Any competent specialist on Shakespeare's language can correct readers' mistakes regarding the meaning of his words - often it only takes a glance at the dramatic context. But should we conclude, then, that all of his meanings are available to us today so long as we take the trouble to recover them? Marxists are not the only intellectuals who harbour serious doubts that we can make the past so easily accessible to readers in the present. What if the underlying habits of thought and unspoken assumptions from Shakespeare's time are just so different to ours that we make similar 'false friend' errors regarding whole categories and concepts?
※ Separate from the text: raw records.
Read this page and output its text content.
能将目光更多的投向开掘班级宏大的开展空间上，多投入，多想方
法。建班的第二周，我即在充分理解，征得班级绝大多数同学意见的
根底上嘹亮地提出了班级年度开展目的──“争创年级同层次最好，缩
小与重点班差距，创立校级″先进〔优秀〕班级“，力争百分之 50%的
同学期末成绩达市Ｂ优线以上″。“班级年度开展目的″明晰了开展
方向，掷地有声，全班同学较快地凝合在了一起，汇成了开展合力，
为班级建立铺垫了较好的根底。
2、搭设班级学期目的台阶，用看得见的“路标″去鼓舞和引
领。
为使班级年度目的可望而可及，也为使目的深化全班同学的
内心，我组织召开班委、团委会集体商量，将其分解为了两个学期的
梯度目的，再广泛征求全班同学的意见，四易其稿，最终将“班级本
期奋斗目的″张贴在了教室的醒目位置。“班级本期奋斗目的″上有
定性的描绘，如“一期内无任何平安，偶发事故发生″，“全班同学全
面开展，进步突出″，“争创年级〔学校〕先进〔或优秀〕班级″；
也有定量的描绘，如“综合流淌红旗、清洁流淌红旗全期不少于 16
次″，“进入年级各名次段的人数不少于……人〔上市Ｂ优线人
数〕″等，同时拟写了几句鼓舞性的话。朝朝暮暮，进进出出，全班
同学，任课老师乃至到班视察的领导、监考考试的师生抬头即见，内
Take the barely suppressed homosexual desire between Antonio and Bassanio in The Merchant of Venice, which no-one noticed until W. H. Auden pointed it out in 1947. Attitudes towards this desire were different in Shakespeare's time from those of today, and indeed were quite different even in Auden's time when homosexuality was a crime in Britain. In what sense can we think of Shakespeare's universal appeal when notions of moral behaviour have so radically changed?

And it's not only sexual morality. Attitudes towards how societies should govern themselves have been revolutionized since Shakespeare's time by the rise of democracy. To understand what Richard II's contemporaries think he has done wrong, in his play, one needs more than a merely factual account of the idea of the divine right of kings. With rights, we often say today, come responsibilities, but this is not at all the view of those like Richard who believe in monarchial divine right. The Homily Against Disobedience preached from Elizabethan pulpits made it quite clear that even a bad king must not be resisted by his people, since only God could make and unmake rulers.

Yet it is also clear that in other matters Elizabethans saw rights and responsibilities as mutually reciprocal. In the New Oxford Shakespeare Complete Works to be published later this year, the editors have (with some regret, in my case) modernized a number of occurrences of the word owe to own. Shakespeare uses owe to mean possess, as in Roderigo's remark "What a full fortune does the thicklips owe | If he can carry't thus", meaning that Othello is a made man if he can marry and keep the desirable Desdemona (Othello 1.1). Linguistically there is no editorial defence for retaining owe in such cases: the notion is of ownership, not of debt, and hence the modern word is own. But the spelling owe for the notion of possession does pleasingly, to a Marxist, suggest that for Elizabethans the principle of possession necessarily entailed its opposite, a reciprocal obligation to give things away.

Editing Shakespeare involves making his works meaningful to modern readers, for example by modernizing his spelling (as in owe > own), but this does not imply that the plays' meanings were stored away by him 400 years ago and have only to be carefully unwrapped by us now to be fully appreciated. Marxist cultural criticism rightly rejects the idea that literary meaning is transhistorical, transcultural and simply embedded in writing from the past.

Rather, meaning is generated at the point of consumption by modern readers. In the opening words of his novel The Go-Between, L. P. Hartley observed that "The past is a foreign country: they do things differently there" and – to shift geographical metaphors only slightly – watching, studying, writing about, criticizing, and editing Shakespeare can be seen as building a bridge to span the historical chasm that separates his time from ours. But this is only a metaphorical chasm, made merely of changes in how humans think, speak, and behave.

A more apt analogy would be conversation, in which we neither speak past one another as though using different languages nor entirely adopt one another's ideas as self-evident. Rather we speak to contest meanings, to reflect upon those differences of opinion we can grasp and, unless we have given up altogether the point of talking, to modify our views accordingly. That is the kind of conversation we can still have with Shakespeare.